The freeze plug is a key safety component of the molten salt fast reactor (MSFR), one of six next-generation nuclear reactor technologies being developed under the Generation IV International Forum (GIF). It should be designed to melt if an accident occurs, allowing the MSFR to drain before it incurs structural damage.
Two freeze plug concepts have been considered in recent years, in which the plug is melted either through the decay heat produced in the core, or through heat generated by special heating rings and stored in steel blocks adjacent to the freeze plug. Variations consisting of both a single freeze plug, and multiple smaller plugs contained in a metal plate, have been proposed. This work seeks to evaluate the feasibility of these designs and study how parameters such as the sub-cooling of the plug affect melting times. Additionally, an alternative, wedge-shaped freeze plug design is proposed for increased reliability. 
Simulations performed in COMSOL showed that the decay heat plug melts within 600 s only if placed within 0.01 m of the mixed core flow. Because such a placement makes the plug vulnerable to temperature and velocity fluctuations in the core during regular operation of the reactor, this design is considered unfeasible and is not recommended for further study. On the other hand, melting times under 600 s were possible with the heating ring design for a range of sub-cooling amounts and plug configurations, suggesting that this
design is promising. A thin frozen layer was shown to form on top of the metal grate in the multi-plug configurations, preventing heat transfer through the top of the plate. Although the melting behavior of this layer warrants further investigation, its insulating effect was found to generally cause the single-plug designs to melt faster than the multi-plug designs.
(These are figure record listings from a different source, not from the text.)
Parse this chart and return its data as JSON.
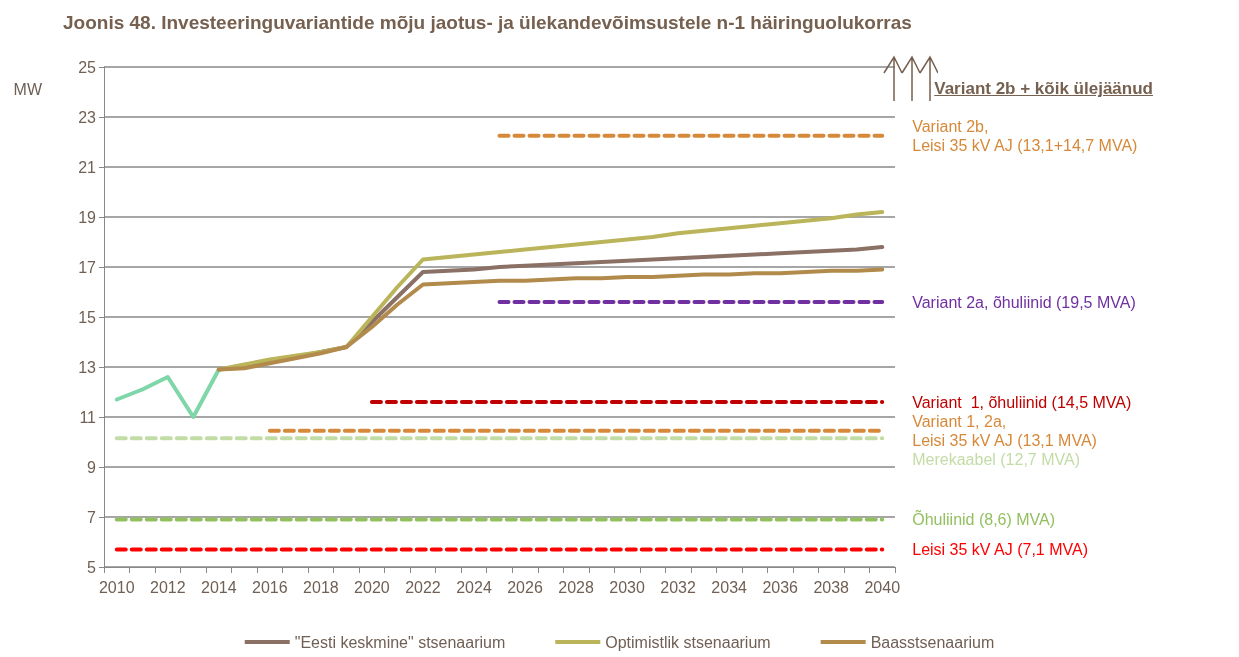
{
  "chart_data": {
    "type": "line",
    "title": "Joonis 48. Investeeringuvariantide mõju jaotus- ja ülekandevõimsustele n-1 häiringuolukorras",
    "ylabel": "MW",
    "categories": [
      "2010",
      null,
      "2012",
      null,
      "2014",
      null,
      "2016",
      null,
      "2018",
      null,
      "2020",
      null,
      "2022",
      null,
      "2024",
      null,
      "2026",
      null,
      "2028",
      null,
      "2030",
      null,
      "2032",
      null,
      "2034",
      null,
      "2036",
      null,
      "2038",
      null,
      "2040"
    ],
    "ylim": [
      5,
      25
    ],
    "yticks": [
      5,
      7,
      9,
      11,
      13,
      15,
      17,
      19,
      21,
      23,
      25
    ],
    "grid": "y",
    "legend": "bottom",
    "marker": "none",
    "annotations": [
      "Variant 2b + kõik ülejäänud"
    ],
    "series": [
      {
        "color": "#7fd6a8",
        "line_style": "solid",
        "values": [
          11.7,
          12.1,
          12.6,
          11.0,
          12.9,
          null,
          null,
          null,
          null,
          null,
          null,
          null,
          null,
          null,
          null,
          null,
          null,
          null,
          null,
          null,
          null,
          null,
          null,
          null,
          null,
          null,
          null,
          null,
          null,
          null,
          null
        ]
      },
      {
        "name": "\"Eesti keskmine\" stsenaarium",
        "color": "#8b7066",
        "line_style": "solid",
        "values": [
          null,
          null,
          null,
          null,
          12.9,
          13.0,
          13.2,
          13.4,
          13.6,
          13.8,
          14.8,
          15.8,
          16.8,
          16.85,
          16.9,
          17.0,
          17.05,
          17.1,
          17.15,
          17.2,
          17.25,
          17.3,
          17.35,
          17.4,
          17.45,
          17.5,
          17.55,
          17.6,
          17.65,
          17.7,
          17.8
        ]
      },
      {
        "name": "Optimistlik stsenaarium",
        "color": "#bab45a",
        "line_style": "solid",
        "values": [
          null,
          null,
          null,
          null,
          12.9,
          13.1,
          13.3,
          13.45,
          13.6,
          13.8,
          15.0,
          16.2,
          17.3,
          17.4,
          17.5,
          17.6,
          17.7,
          17.8,
          17.9,
          18.0,
          18.1,
          18.2,
          18.35,
          18.45,
          18.55,
          18.65,
          18.75,
          18.85,
          18.95,
          19.1,
          19.2
        ]
      },
      {
        "name": "Baasstsenaarium",
        "color": "#b28a4c",
        "line_style": "solid",
        "values": [
          null,
          null,
          null,
          null,
          12.9,
          12.95,
          13.15,
          13.35,
          13.55,
          13.8,
          14.6,
          15.5,
          16.3,
          16.35,
          16.4,
          16.45,
          16.45,
          16.5,
          16.55,
          16.55,
          16.6,
          16.6,
          16.65,
          16.7,
          16.7,
          16.75,
          16.75,
          16.8,
          16.85,
          16.85,
          16.9
        ]
      },
      {
        "name": "Variant 2b,\nLeisi 35 kV AJ (13,1+14,7 MVA)",
        "color": "#d6893a",
        "line_style": "dashed",
        "values": [
          null,
          null,
          null,
          null,
          null,
          null,
          null,
          null,
          null,
          null,
          null,
          null,
          null,
          null,
          null,
          22.25,
          22.25,
          22.25,
          22.25,
          22.25,
          22.25,
          22.25,
          22.25,
          22.25,
          22.25,
          22.25,
          22.25,
          22.25,
          22.25,
          22.25,
          22.25
        ]
      },
      {
        "name": "Variant 2a, õhuliinid (19,5 MVA)",
        "color": "#7030a0",
        "line_style": "dashed",
        "values": [
          null,
          null,
          null,
          null,
          null,
          null,
          null,
          null,
          null,
          null,
          null,
          null,
          null,
          null,
          null,
          15.6,
          15.6,
          15.6,
          15.6,
          15.6,
          15.6,
          15.6,
          15.6,
          15.6,
          15.6,
          15.6,
          15.6,
          15.6,
          15.6,
          15.6,
          15.6
        ]
      },
      {
        "name": "Variant  1, õhuliinid (14,5 MVA)",
        "color": "#c00000",
        "line_style": "dashed",
        "values": [
          null,
          null,
          null,
          null,
          null,
          null,
          null,
          null,
          null,
          null,
          11.6,
          11.6,
          11.6,
          11.6,
          11.6,
          11.6,
          11.6,
          11.6,
          11.6,
          11.6,
          11.6,
          11.6,
          11.6,
          11.6,
          11.6,
          11.6,
          11.6,
          11.6,
          11.6,
          11.6,
          11.6
        ]
      },
      {
        "name": "Variant 1, 2a,\nLeisi 35 kV AJ (13,1 MVA)",
        "color": "#d6893a",
        "line_style": "dashed",
        "values": [
          null,
          null,
          null,
          null,
          null,
          null,
          10.45,
          10.45,
          10.45,
          10.45,
          10.45,
          10.45,
          10.45,
          10.45,
          10.45,
          10.45,
          10.45,
          10.45,
          10.45,
          10.45,
          10.45,
          10.45,
          10.45,
          10.45,
          10.45,
          10.45,
          10.45,
          10.45,
          10.45,
          10.45,
          10.45
        ]
      },
      {
        "name": "Merekaabel (12,7 MVA)",
        "color": "#c2dca6",
        "line_style": "dashed",
        "values": [
          10.15,
          10.15,
          10.15,
          10.15,
          10.15,
          10.15,
          10.15,
          10.15,
          10.15,
          10.15,
          10.15,
          10.15,
          10.15,
          10.15,
          10.15,
          10.15,
          10.15,
          10.15,
          10.15,
          10.15,
          10.15,
          10.15,
          10.15,
          10.15,
          10.15,
          10.15,
          10.15,
          10.15,
          10.15,
          10.15,
          10.15
        ]
      },
      {
        "name": "Õhuliinid (8,6) MVA)",
        "color": "#92c060",
        "line_style": "dashed",
        "values": [
          6.9,
          6.9,
          6.9,
          6.9,
          6.9,
          6.9,
          6.9,
          6.9,
          6.9,
          6.9,
          6.9,
          6.9,
          6.9,
          6.9,
          6.9,
          6.9,
          6.9,
          6.9,
          6.9,
          6.9,
          6.9,
          6.9,
          6.9,
          6.9,
          6.9,
          6.9,
          6.9,
          6.9,
          6.9,
          6.9,
          6.9
        ]
      },
      {
        "name": "Leisi 35 kV AJ (7,1 MVA)",
        "color": "#ff0000",
        "line_style": "dashed",
        "values": [
          5.7,
          5.7,
          5.7,
          5.7,
          5.7,
          5.7,
          5.7,
          5.7,
          5.7,
          5.7,
          5.7,
          5.7,
          5.7,
          5.7,
          5.7,
          5.7,
          5.7,
          5.7,
          5.7,
          5.7,
          5.7,
          5.7,
          5.7,
          5.7,
          5.7,
          5.7,
          5.7,
          5.7,
          5.7,
          5.7,
          5.7
        ]
      }
    ]
  }
}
A simplified, isothermal model of the wedge-shaped plug was simulated using the enthalpy-porosity approach to account for convection. To model the sinking of the wedge, an extended Darcy term approach was developed based on an analytical solution which was validated experimentally, with good agreement. This model shows that melting of the wedge is unsteady, and that melting times depend linearly on the wedge angle and sub-cooling. Unfortunately, melting times of the wedge plug could not be estimated with realistic, non-isothermal, time-dependent boundary conditions. For future study, a customizable numerical solver such as OpenFOAM is recommended, which would allow the sinking of the solid phase to be modeled more robustly through an immersed boundary method.